バレエダンサーは、当たり前のように鎖骨が美しい。
あまりにも普通なので、そこに重要なポイントがあるとはあらためて考えたことはなかった。

バレエの基礎やさまざまなテクニックにおいて、鎖骨を第一に考えてみたことは少ない。スポッティングの注意で、アゴを肩の上に(鎖骨の上に)乗せるようにというのを意識して、効果を感じることはあったけれど、いざターンをするときには、別のいろいろなことに意識がいっている。

肩まわりのことを考えていたときに、ふと「肩甲帯」とはどの部分だったかと思い調べてみたら、肩甲骨と鎖骨のユニットという定義だった。実は上腕骨や肋骨も入るのかと思っていた。肩甲骨と鎖骨のセットを意識すると、いままで鎖骨のことを十分に意識できていなかったことに気づく。

あらためて鎖骨を意識してみると、それはバレエのすべてのポジションや動きで重要なポイントだということはすぐにわかる。
鎖骨を常に正確に使うことができていないと、バレエにならない。バレエダンサーはそのことを自然にできるようになっている。バレリーナの美しい首から肩のラインは、鎖骨と肩甲骨の肩甲帯が理想的に配置された結果として生まれている。

En hautのポジションでは鎖骨が上がってしまうといわゆる肩が上がる。鎖骨が上がらないようにしていると、腕を上に伸ばす動きで腕はボディと切り離れて動く。

最近のレッスンで、鎖骨を意識している。鎖骨を左右に張って、腕もその先に長く保ってみると、腕の長さ、空間がいままでよりも大きくなる。
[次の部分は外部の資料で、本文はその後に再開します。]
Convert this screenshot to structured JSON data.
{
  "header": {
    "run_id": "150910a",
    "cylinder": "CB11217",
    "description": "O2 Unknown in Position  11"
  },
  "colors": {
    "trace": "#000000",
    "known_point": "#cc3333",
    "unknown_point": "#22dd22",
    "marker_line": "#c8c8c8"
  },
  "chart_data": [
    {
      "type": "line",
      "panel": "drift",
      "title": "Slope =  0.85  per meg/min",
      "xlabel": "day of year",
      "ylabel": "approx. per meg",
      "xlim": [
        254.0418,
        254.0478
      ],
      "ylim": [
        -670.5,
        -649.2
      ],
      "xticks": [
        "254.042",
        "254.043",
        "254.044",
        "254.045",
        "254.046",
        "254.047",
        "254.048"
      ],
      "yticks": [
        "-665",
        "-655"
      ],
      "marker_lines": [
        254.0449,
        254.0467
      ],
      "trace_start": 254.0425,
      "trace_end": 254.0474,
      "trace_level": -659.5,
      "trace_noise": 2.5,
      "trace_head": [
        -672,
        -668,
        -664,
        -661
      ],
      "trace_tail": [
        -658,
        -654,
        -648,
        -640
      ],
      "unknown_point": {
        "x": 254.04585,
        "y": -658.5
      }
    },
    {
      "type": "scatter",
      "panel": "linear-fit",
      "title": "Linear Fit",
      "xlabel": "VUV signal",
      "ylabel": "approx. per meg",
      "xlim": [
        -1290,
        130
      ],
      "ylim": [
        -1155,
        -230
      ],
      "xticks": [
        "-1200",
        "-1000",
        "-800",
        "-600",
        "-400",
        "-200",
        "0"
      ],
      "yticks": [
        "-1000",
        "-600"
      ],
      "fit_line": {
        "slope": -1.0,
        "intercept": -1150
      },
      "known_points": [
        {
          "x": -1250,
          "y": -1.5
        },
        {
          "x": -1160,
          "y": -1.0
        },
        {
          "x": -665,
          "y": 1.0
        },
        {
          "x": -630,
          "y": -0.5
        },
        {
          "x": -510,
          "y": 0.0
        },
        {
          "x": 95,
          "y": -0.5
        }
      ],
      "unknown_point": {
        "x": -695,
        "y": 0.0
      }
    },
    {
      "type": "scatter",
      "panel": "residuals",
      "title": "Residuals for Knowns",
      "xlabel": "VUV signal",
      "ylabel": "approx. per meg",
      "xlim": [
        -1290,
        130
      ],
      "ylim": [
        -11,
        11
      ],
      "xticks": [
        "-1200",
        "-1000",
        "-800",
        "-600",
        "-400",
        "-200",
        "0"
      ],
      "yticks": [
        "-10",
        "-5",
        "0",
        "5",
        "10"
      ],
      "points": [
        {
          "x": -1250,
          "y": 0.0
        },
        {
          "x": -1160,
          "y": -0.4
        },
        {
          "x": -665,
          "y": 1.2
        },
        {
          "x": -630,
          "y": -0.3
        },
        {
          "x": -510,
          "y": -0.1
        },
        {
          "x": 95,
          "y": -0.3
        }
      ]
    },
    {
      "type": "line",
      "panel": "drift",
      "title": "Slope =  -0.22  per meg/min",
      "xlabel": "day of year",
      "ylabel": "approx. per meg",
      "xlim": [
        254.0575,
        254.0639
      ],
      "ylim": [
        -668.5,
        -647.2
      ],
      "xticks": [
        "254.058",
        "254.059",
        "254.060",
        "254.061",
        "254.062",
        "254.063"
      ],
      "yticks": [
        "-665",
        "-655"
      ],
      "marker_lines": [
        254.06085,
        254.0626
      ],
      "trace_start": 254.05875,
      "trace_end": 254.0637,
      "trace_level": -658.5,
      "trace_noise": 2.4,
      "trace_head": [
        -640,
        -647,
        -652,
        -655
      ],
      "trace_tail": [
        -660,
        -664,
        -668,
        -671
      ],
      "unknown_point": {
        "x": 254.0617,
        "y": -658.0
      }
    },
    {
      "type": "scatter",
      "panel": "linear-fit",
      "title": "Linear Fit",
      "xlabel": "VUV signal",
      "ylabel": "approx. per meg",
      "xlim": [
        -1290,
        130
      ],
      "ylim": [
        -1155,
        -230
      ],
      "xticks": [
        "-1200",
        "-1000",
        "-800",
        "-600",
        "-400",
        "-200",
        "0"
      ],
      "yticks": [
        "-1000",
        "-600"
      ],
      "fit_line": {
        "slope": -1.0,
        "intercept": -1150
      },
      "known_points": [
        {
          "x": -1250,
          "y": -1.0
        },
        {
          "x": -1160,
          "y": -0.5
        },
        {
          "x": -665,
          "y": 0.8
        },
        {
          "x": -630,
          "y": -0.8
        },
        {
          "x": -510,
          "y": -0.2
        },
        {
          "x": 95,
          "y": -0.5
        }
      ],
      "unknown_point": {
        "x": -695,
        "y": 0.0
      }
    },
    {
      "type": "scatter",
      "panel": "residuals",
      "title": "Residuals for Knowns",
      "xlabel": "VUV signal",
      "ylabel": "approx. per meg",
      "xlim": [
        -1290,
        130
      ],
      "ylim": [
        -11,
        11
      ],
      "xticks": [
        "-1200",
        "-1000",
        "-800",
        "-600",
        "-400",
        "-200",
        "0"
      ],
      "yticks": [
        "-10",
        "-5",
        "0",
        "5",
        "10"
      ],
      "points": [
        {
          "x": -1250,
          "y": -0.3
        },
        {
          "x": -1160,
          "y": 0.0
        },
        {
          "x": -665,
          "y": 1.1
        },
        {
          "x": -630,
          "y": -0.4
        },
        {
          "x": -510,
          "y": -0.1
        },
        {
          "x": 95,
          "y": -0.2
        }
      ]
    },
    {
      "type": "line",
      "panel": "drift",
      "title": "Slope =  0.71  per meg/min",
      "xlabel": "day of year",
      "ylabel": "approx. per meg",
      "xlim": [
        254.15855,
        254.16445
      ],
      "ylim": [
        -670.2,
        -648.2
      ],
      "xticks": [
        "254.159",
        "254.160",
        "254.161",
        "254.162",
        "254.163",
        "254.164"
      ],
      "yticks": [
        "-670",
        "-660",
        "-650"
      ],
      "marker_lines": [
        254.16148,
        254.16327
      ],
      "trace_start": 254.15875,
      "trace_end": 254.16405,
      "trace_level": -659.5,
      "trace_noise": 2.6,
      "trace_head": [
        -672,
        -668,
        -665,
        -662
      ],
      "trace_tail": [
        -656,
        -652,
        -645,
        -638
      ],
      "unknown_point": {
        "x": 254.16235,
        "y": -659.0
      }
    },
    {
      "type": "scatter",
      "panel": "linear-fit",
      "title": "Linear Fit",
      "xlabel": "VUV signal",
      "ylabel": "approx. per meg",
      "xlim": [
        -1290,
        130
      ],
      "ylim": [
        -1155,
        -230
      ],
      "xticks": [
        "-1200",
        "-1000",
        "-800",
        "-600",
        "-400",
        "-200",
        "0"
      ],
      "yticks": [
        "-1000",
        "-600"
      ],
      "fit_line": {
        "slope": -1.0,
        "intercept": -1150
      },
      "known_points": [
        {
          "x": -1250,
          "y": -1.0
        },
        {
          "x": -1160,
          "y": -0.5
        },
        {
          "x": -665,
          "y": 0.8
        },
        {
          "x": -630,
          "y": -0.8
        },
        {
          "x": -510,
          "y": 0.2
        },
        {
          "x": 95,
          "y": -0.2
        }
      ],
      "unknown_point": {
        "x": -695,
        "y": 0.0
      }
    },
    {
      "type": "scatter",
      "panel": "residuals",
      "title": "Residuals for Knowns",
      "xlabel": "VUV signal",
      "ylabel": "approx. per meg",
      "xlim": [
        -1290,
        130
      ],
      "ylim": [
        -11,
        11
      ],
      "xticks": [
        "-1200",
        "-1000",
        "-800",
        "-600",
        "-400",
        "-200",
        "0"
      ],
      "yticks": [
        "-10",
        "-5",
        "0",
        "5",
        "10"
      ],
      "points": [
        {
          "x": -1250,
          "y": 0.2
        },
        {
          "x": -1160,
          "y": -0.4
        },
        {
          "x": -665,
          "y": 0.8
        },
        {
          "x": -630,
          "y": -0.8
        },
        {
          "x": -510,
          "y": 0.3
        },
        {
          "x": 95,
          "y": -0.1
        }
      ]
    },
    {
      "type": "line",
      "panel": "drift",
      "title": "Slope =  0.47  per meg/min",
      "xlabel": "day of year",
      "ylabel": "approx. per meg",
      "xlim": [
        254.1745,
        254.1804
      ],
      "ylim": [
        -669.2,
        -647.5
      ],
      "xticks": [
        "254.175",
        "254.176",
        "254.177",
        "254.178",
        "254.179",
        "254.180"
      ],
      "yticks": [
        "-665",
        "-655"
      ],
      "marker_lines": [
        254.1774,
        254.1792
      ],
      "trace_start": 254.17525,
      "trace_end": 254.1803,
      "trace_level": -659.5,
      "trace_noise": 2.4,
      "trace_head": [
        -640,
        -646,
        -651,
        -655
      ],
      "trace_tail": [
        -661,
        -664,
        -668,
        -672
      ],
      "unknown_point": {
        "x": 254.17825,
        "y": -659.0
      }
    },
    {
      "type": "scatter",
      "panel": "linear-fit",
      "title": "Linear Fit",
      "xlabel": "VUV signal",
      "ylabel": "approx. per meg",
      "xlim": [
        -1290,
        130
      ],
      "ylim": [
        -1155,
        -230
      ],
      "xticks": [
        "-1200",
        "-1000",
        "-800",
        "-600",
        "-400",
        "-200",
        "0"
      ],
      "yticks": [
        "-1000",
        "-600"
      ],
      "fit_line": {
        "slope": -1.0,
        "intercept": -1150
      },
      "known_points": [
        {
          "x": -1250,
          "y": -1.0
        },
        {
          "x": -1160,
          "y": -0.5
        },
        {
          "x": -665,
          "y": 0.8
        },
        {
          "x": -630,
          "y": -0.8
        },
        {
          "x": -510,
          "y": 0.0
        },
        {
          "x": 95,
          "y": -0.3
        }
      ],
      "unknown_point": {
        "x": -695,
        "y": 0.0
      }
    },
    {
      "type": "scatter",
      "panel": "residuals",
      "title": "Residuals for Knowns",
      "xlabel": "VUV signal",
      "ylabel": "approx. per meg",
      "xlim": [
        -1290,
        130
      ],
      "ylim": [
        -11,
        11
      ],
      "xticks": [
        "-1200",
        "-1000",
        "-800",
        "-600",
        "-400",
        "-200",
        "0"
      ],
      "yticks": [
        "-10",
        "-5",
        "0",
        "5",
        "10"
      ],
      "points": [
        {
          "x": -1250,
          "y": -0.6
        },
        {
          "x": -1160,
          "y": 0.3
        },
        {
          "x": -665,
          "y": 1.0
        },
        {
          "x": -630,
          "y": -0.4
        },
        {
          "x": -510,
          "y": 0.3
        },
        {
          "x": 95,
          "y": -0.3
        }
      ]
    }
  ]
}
いままで別の方法で意識していたのとは体感が違う。

Miwako先生のクラスのときに、クラスの バレリーナ達の鎖骨が常に正確にポジションされて、安定していることがよくわかった。それがバランスはもとより、ターンの動きでもとても重要なポイントだった。腕を使いながらも、肩の正確な動きがターンのスピードとキレとバランスにつながる。ArabesqueやAttitude、renverséなど、Épaulementを使う動きでは、肩と背中の美しいラインを表現している。

「肩を下げなさい」というバレエの注意は、実はとても深い意識で、その感覚を身につけるためには、それを全身の体感として覚えることと、それを使って表現するセンスが必要になる。